Джоселин прикрыл глаза, представляя подобную сцену – своего сына и любовницу, лежащих в постели.

– Я бы скорее вырвал у себя сердце, – проговорил он, взглянув на Джейн.

– Значит, ты не такой, как твой отец, и не такой, как твой дед. Ты – сам по себе. Ты был наивным и доверчивым юношей, лучшие чувства которого жестоко подавлялись. Тебя соблазнили и предали, вот и все, Джоселин. Ты до сих пор подчиняешься чужой воле и казнишь себя за несуществующие грехи. Но большая часть жизни еще впереди, Джоселин, так что не все потеряно.

– В тот день я потерял отца. А вскоре после этого, приехав в Лондон, потерял и мать, потому что узнал о ней правду.

– Все это очень грустно, – пробормотала Джейн. – Но ты, Джоселин, должен простить их, ведь они были так воспитаны. Кто знает, какие демоны терзали их души? Пойми, твои родители – они такие же люди, как и мы, и им, как и всем нам, присущи слабости.

Джоселин машинально поглаживал ее по волосам.

– Джейн, откуда в тебе столько мудрости? Немного помолчав, она ответила:

– Всегда проще говорить о чужой жизни – смотришь на человека и видишь узор, повторяющий фрагменты орнамента. Надо только присмотреться – и увидишь закономерности. Непременно увидишь, если захочешь, если тебе этот человек небезразличен.

– Значит, я тебе небезразличен, Джейн? – спросил он, целуя ее в висок. – Я тебе не противен? Не противен даже сейчас, когда ты узнала все эти мерзкие подробности?

– Нет, Джоселин, ты мне небезразличен.

И эти простые слова словно прорвали плотину его сдержанности. Герцог не сознавал, что плачет, пока не почувствовал, что волосы Джейн стали влажными от его слез. Он хотел отстраниться, но Джейн обняла его за шею и крепко прижала к груди. Джоселин всхлипывал, даже не скрывай своей слабости. Наконец, успокоившись, отыскал в кармане платок и высморкался.

– Проклятие, Джейн, – пробормотал он вполголоса.

– Скажи, Джоселин, у тебя остались хоть какие-то приятные воспоминания об отце?

– Приятные? Едва ли!

Но уже в следующее мгновение ему вспомнился эпизод: отец учил их с Фердинандом верховой езде, а потом играл с ними в крикет.

– Он играл с нами в крикет, хотя мы едва удерживали в руках биты. Не думаю, что ему было интересно с нами играть.
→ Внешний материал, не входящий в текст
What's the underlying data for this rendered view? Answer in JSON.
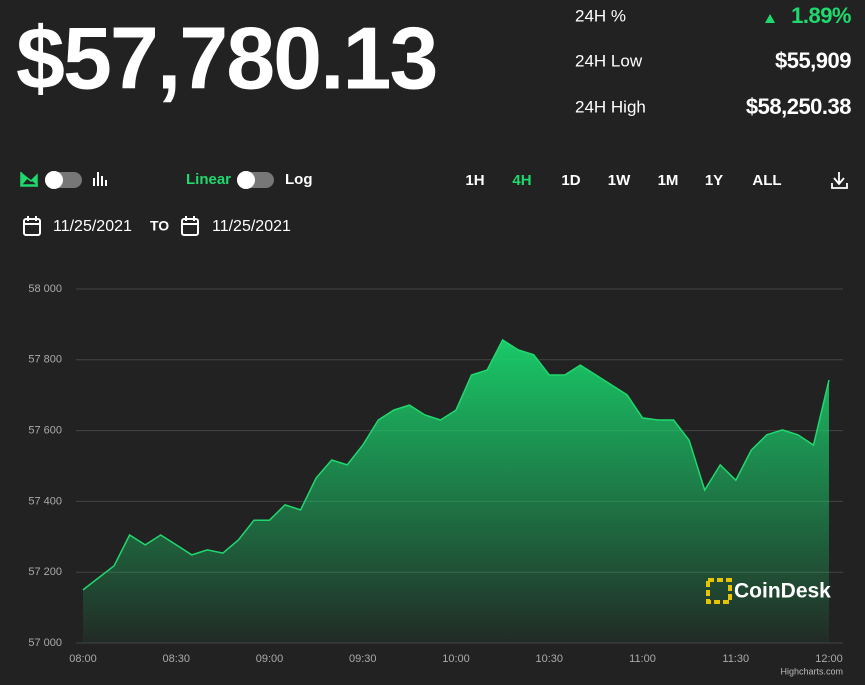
{
  "header": {
    "price": "$57,780.13",
    "stats": [
      {
        "label": "24H %",
        "value": "1.89%"
      },
      {
        "label": "24H Low",
        "value": "$55,909"
      },
      {
        "label": "24H High",
        "value": "$58,250.38"
      }
    ]
  },
  "controls": {
    "scale": [
      "Linear",
      "Log"
    ],
    "ranges": [
      "1H",
      "4H",
      "1D",
      "1W",
      "1M",
      "1Y",
      "ALL"
    ],
    "active_range": 1,
    "from": "11/25/2021",
    "to_label": "TO",
    "to": "11/25/2021"
  },
  "watermark": "CoinDesk",
  "credit": "Highcharts.com",
  "chart_data": {
    "type": "area",
    "color": "#1fd96e",
    "x": [
      "08:00",
      "08:05",
      "08:10",
      "08:15",
      "08:20",
      "08:25",
      "08:30",
      "08:35",
      "08:40",
      "08:45",
      "08:50",
      "08:55",
      "09:00",
      "09:05",
      "09:10",
      "09:15",
      "09:20",
      "09:25",
      "09:30",
      "09:35",
      "09:40",
      "09:45",
      "09:50",
      "09:55",
      "10:00",
      "10:05",
      "10:10",
      "10:15",
      "10:20",
      "10:25",
      "10:30",
      "10:35",
      "10:40",
      "10:45",
      "10:50",
      "10:55",
      "11:00",
      "11:05",
      "11:10",
      "11:15",
      "11:20",
      "11:25",
      "11:30",
      "11:35",
      "11:40",
      "11:45",
      "11:50",
      "11:55",
      "12:00"
    ],
    "values": [
      57150,
      57184,
      57218,
      57305,
      57277,
      57305,
      57277,
      57249,
      57263,
      57254,
      57291,
      57347,
      57347,
      57390,
      57376,
      57466,
      57517,
      57503,
      57559,
      57630,
      57658,
      57672,
      57644,
      57630,
      57658,
      57757,
      57771,
      57856,
      57828,
      57814,
      57757,
      57757,
      57785,
      57757,
      57729,
      57701,
      57636,
      57630,
      57630,
      57573,
      57432,
      57503,
      57460,
      57545,
      57588,
      57602,
      57588,
      57559,
      57743
    ],
    "ylim": [
      57000,
      58000
    ],
    "yticks": [
      {
        "value": 57000,
        "label": "57 000"
      },
      {
        "value": 57200,
        "label": "57 200"
      },
      {
        "value": 57400,
        "label": "57 400"
      },
      {
        "value": 57600,
        "label": "57 600"
      },
      {
        "value": 57800,
        "label": "57 800"
      },
      {
        "value": 58000,
        "label": "58 000"
      }
    ],
    "xticks": [
      "08:00",
      "08:30",
      "09:00",
      "09:30",
      "10:00",
      "10:30",
      "11:00",
      "11:30",
      "12:00"
    ],
    "grid": true
  }
}
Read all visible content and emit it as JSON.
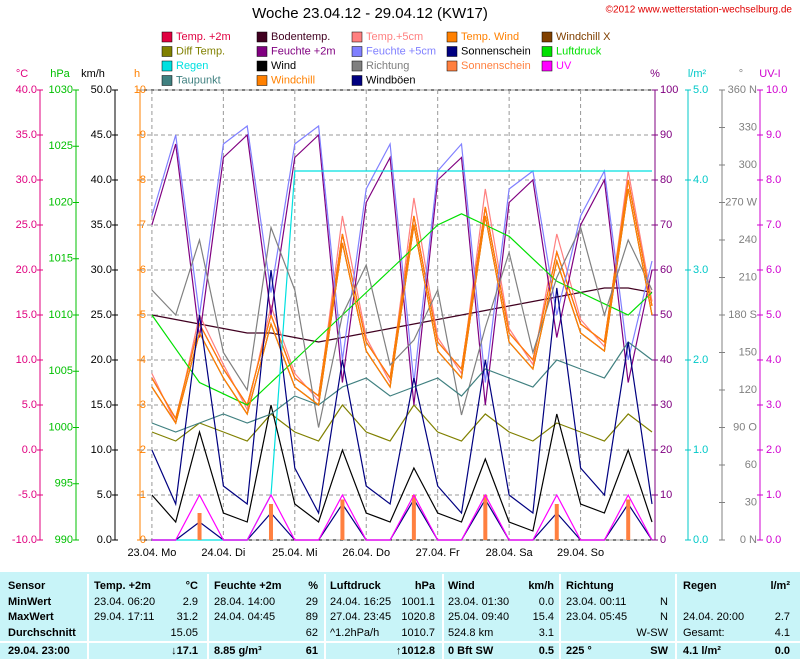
{
  "chart_data": {
    "type": "line",
    "title": "Woche 23.04.12 - 29.04.12 (KW17)",
    "copyright": "©2012 www.wetterstation-wechselburg.de",
    "grid": true,
    "xlim": [
      -4,
      169
    ],
    "xticks": [
      {
        "value": 0,
        "label": "23.04.  Mo"
      },
      {
        "value": 24,
        "label": "24.04.  Di"
      },
      {
        "value": 48,
        "label": "25.04.  Mi"
      },
      {
        "value": 72,
        "label": "26.04.  Do"
      },
      {
        "value": 96,
        "label": "27.04.  Fr"
      },
      {
        "value": 120,
        "label": "28.04.  Sa"
      },
      {
        "value": 144,
        "label": "29.04.  So"
      }
    ],
    "x": [
      0,
      8,
      16,
      24,
      32,
      40,
      48,
      56,
      64,
      72,
      80,
      88,
      96,
      104,
      112,
      120,
      128,
      136,
      144,
      152,
      160,
      168
    ],
    "axes": [
      {
        "label": "°C",
        "color": "#e0007f",
        "lim": [
          -10,
          40
        ],
        "ticks": [
          {
            "value": -10,
            "label": "-10.0"
          },
          {
            "value": -5,
            "label": "-5.0"
          },
          {
            "value": 0,
            "label": "0.0"
          },
          {
            "value": 5,
            "label": "5.0"
          },
          {
            "value": 10,
            "label": "10.0"
          },
          {
            "value": 15,
            "label": "15.0"
          },
          {
            "value": 20,
            "label": "20.0"
          },
          {
            "value": 25,
            "label": "25.0"
          },
          {
            "value": 30,
            "label": "30.0"
          },
          {
            "value": 35,
            "label": "35.0"
          },
          {
            "value": 40,
            "label": "40.0"
          }
        ]
      },
      {
        "label": "hPa",
        "color": "#00c000",
        "lim": [
          990,
          1030
        ],
        "ticks": [
          990,
          995,
          1000,
          1005,
          1010,
          1015,
          1020,
          1025,
          1030
        ]
      },
      {
        "label": "km/h",
        "color": "#000000",
        "lim": [
          0,
          50
        ],
        "ticks": [
          {
            "value": 0,
            "label": "0.0"
          },
          {
            "value": 5,
            "label": "5.0"
          },
          {
            "value": 10,
            "label": "10.0"
          },
          {
            "value": 15,
            "label": "15.0"
          },
          {
            "value": 20,
            "label": "20.0"
          },
          {
            "value": 25,
            "label": "25.0"
          },
          {
            "value": 30,
            "label": "30.0"
          },
          {
            "value": 35,
            "label": "35.0"
          },
          {
            "value": 40,
            "label": "40.0"
          },
          {
            "value": 45,
            "label": "45.0"
          },
          {
            "value": 50,
            "label": "50.0"
          }
        ]
      },
      {
        "label": "h",
        "color": "#ff8000",
        "lim": [
          0,
          10
        ],
        "ticks": [
          0,
          1,
          2,
          3,
          4,
          5,
          6,
          7,
          8,
          9,
          10
        ],
        "grid": true
      },
      {
        "label": "%",
        "color": "#800080",
        "lim": [
          0,
          100
        ],
        "ticks": [
          0,
          10,
          20,
          30,
          40,
          50,
          60,
          70,
          80,
          90,
          100
        ]
      },
      {
        "label": "l/m²",
        "color": "#00c8c8",
        "lim": [
          0,
          5
        ],
        "ticks": [
          {
            "value": 0,
            "label": "0.0"
          },
          {
            "value": 1,
            "label": "1.0"
          },
          {
            "value": 2,
            "label": "2.0"
          },
          {
            "value": 3,
            "label": "3.0"
          },
          {
            "value": 4,
            "label": "4.0"
          },
          {
            "value": 5,
            "label": "5.0"
          }
        ]
      },
      {
        "label": "°",
        "color": "#808080",
        "lim": [
          0,
          360
        ],
        "ticks": [
          {
            "value": 0,
            "label": "0 N"
          },
          30,
          60,
          {
            "value": 90,
            "label": "90 O"
          },
          120,
          150,
          {
            "value": 180,
            "label": "180 S"
          },
          210,
          240,
          {
            "value": 270,
            "label": "270 W"
          },
          300,
          330,
          {
            "value": 360,
            "label": "360 N"
          }
        ]
      },
      {
        "label": "UV-I",
        "color": "#d000d0",
        "lim": [
          0,
          10
        ],
        "ticks": [
          {
            "value": 0,
            "label": "0.0"
          },
          {
            "value": 1,
            "label": "1.0"
          },
          {
            "value": 2,
            "label": "2.0"
          },
          {
            "value": 3,
            "label": "3.0"
          },
          {
            "value": 4,
            "label": "4.0"
          },
          {
            "value": 5,
            "label": "5.0"
          },
          {
            "value": 6,
            "label": "6.0"
          },
          {
            "value": 7,
            "label": "7.0"
          },
          {
            "value": 8,
            "label": "8.0"
          },
          {
            "value": 9,
            "label": "9.0"
          },
          {
            "value": 10,
            "label": "10.0"
          }
        ]
      }
    ],
    "series": [
      {
        "name": "Temp. +2m",
        "color": "#e00040",
        "axis": 0,
        "values": [
          8,
          3.5,
          14,
          9,
          5,
          15,
          8,
          6,
          24,
          12,
          8,
          26,
          12,
          9,
          27,
          13,
          10,
          22,
          14,
          12,
          30,
          16
        ]
      },
      {
        "name": "Bodentemp.",
        "color": "#400020",
        "axis": 0,
        "values": [
          15,
          14.5,
          14,
          13.5,
          13,
          13,
          12.5,
          12,
          12.5,
          13,
          13.5,
          14,
          14.5,
          15,
          15.5,
          16,
          16.5,
          17,
          17.5,
          18,
          18,
          17.5
        ]
      },
      {
        "name": "Temp.+5cm",
        "color": "#ff8080",
        "axis": 0,
        "values": [
          8.5,
          3,
          15,
          9.5,
          4.5,
          16,
          8.5,
          5.5,
          26,
          12.5,
          7.5,
          28,
          12.5,
          8.5,
          29,
          13.5,
          9.5,
          24,
          14.5,
          11.5,
          31,
          16.5
        ]
      },
      {
        "name": "Temp. Wind",
        "color": "#ff8000",
        "axis": 0,
        "values": [
          8,
          3.5,
          14,
          9,
          5,
          15,
          8,
          6,
          24,
          12,
          8,
          26,
          12,
          9,
          27,
          13,
          10,
          22,
          14,
          12,
          30,
          16
        ]
      },
      {
        "name": "Windchill X",
        "color": "#804000",
        "axis": 0,
        "values": [
          7,
          3,
          13,
          8,
          4,
          14,
          7,
          5,
          23,
          11,
          7,
          25,
          11,
          8,
          26,
          12,
          9,
          21,
          13,
          11,
          29,
          15
        ]
      },
      {
        "name": "Diff Temp.",
        "color": "#808000",
        "axis": 0,
        "values": [
          2,
          1,
          3,
          2,
          1,
          4,
          2,
          1,
          5,
          2,
          1,
          5,
          2,
          1,
          4,
          2,
          1,
          3,
          2,
          1,
          4,
          2
        ]
      },
      {
        "name": "Feuchte +2m",
        "color": "#800080",
        "axis": 4,
        "values": [
          70,
          88,
          45,
          85,
          90,
          50,
          85,
          90,
          35,
          75,
          85,
          30,
          80,
          85,
          30,
          75,
          80,
          45,
          70,
          80,
          35,
          60
        ]
      },
      {
        "name": "Feuchte +5cm",
        "color": "#8080ff",
        "axis": 4,
        "values": [
          72,
          90,
          50,
          88,
          92,
          55,
          88,
          92,
          40,
          78,
          88,
          35,
          82,
          88,
          35,
          78,
          82,
          50,
          72,
          82,
          40,
          62
        ]
      },
      {
        "name": "Sonnenschein",
        "color": "#000080",
        "axis": 3,
        "values": [
          0,
          0,
          0.4,
          0,
          0,
          0.6,
          0,
          0,
          0.8,
          0,
          0,
          0.9,
          0,
          0,
          0.9,
          0,
          0,
          0.6,
          0,
          0,
          0.8,
          0
        ]
      },
      {
        "name": "Luftdruck",
        "color": "#00e000",
        "axis": 1,
        "values": [
          1010,
          1007,
          1004,
          1003,
          1002,
          1004,
          1006,
          1008,
          1010,
          1012,
          1014,
          1016,
          1018,
          1019,
          1018,
          1017,
          1015,
          1013,
          1012,
          1011,
          1010,
          1012
        ]
      },
      {
        "name": "Regen",
        "color": "#00e0e0",
        "axis": 5,
        "values": [
          0,
          0,
          0,
          0,
          0,
          0.5,
          4.1,
          4.1,
          4.1,
          4.1,
          4.1,
          4.1,
          4.1,
          4.1,
          4.1,
          4.1,
          4.1,
          4.1,
          4.1,
          4.1,
          4.1,
          4.1
        ]
      },
      {
        "name": "Wind",
        "color": "#000000",
        "axis": 2,
        "values": [
          5,
          2,
          12,
          3,
          2,
          15,
          4,
          2,
          10,
          3,
          2,
          8,
          3,
          2,
          9,
          2,
          1,
          14,
          4,
          3,
          10,
          2
        ]
      },
      {
        "name": "Richtung",
        "color": "#808080",
        "axis": 6,
        "values": [
          200,
          180,
          240,
          150,
          120,
          250,
          200,
          90,
          180,
          220,
          140,
          160,
          200,
          100,
          170,
          230,
          150,
          210,
          250,
          180,
          240,
          200
        ]
      },
      {
        "name": "Sonnenschein",
        "color": "#ff8040",
        "axis": 3,
        "type": "bar",
        "values": [
          0,
          0,
          0.6,
          0,
          0,
          0.8,
          0,
          0,
          0.9,
          0,
          0,
          1,
          0,
          0,
          1,
          0,
          0,
          0.8,
          0,
          0,
          0.9,
          0
        ]
      },
      {
        "name": "UV",
        "color": "#ff00ff",
        "axis": 7,
        "values": [
          0,
          0,
          1,
          0,
          0,
          1,
          0,
          0,
          1,
          0,
          0,
          1,
          0,
          0,
          1,
          0,
          0,
          1,
          0,
          0,
          1,
          0
        ]
      },
      {
        "name": "Taupunkt",
        "color": "#408080",
        "axis": 0,
        "values": [
          3,
          2,
          3,
          4,
          3,
          4,
          6,
          5,
          7,
          8,
          6,
          7,
          8,
          6,
          9,
          8,
          7,
          10,
          9,
          8,
          12,
          10
        ]
      },
      {
        "name": "Windchill",
        "color": "#ff8000",
        "axis": 0,
        "values": [
          7,
          3,
          13,
          8,
          4,
          14,
          7,
          5,
          23,
          11,
          7,
          25,
          11,
          8,
          26,
          12,
          9,
          21,
          13,
          11,
          29,
          15
        ]
      },
      {
        "name": "Windböen",
        "color": "#000080",
        "axis": 2,
        "values": [
          10,
          4,
          25,
          6,
          4,
          30,
          8,
          3,
          20,
          6,
          4,
          18,
          6,
          3,
          20,
          5,
          3,
          28,
          8,
          5,
          22,
          4
        ]
      }
    ]
  },
  "table": {
    "header": [
      "Sensor",
      "Temp. +2m",
      "°C",
      "Feuchte +2m",
      "%",
      "Luftdruck",
      "hPa",
      "Wind",
      "km/h",
      "Richtung",
      null,
      "Regen",
      "l/m²"
    ],
    "rows": [
      [
        "MinWert",
        "23.04.  06:20",
        "2.9",
        "28.04.  14:00",
        "29",
        "24.04.  16:25",
        "1001.1",
        "23.04.  01:30",
        "0.0",
        "23.04.  00:11",
        "N",
        null,
        null
      ],
      [
        "MaxWert",
        "29.04.  17:11",
        "31.2",
        "24.04.  04:45",
        "89",
        "27.04.  23:45",
        "1020.8",
        "25.04.  09:40",
        "15.4",
        "23.04.  05:45",
        "N",
        "24.04.  20:00",
        "2.7"
      ],
      [
        "Durchschnitt",
        null,
        "15.05",
        null,
        "62",
        "^1.2hPa/h",
        "1010.7",
        "524.8 km",
        "3.1",
        null,
        "W-SW",
        "Gesamt:",
        "4.1"
      ],
      [
        "29.04. 23:00",
        null,
        "↓17.1",
        "8.85 g/m³",
        "61",
        null,
        "↑1012.8",
        "0 Bft SW",
        "0.5",
        "225 °",
        "SW",
        "4.1 l/m²",
        "0.0"
      ]
    ]
  }
}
– Не забывай такие эпизоды. Постарайся припомнить еще – что-нибудь. Твой отец не был чудовищем, Джоселин. Разумеется, он не был приятным человеком. Не думаю, что он мог бы мне понравиться. Но чудовищем он тоже не был, поверь. Предавая тебя, он думал, что делает нечто совершенно необходимое для твоего воспитания.

Джоселин снова поцеловал ее в висок, а потом они долго сидели молча, сидели, прижавшись друг к другу.

Ему с трудом верилось, что он смог наконец вызвать к жизни эти воспоминания. Что смог поделиться ими с женщиной – со своей любовницей. Но сейчас, выговорившись, он почувствовал огромное облегчение. Теперь он уже по-другому относился к этим давним событиям. И даже к отцу относился не так, как прежде, во всяком случае, не презирал его.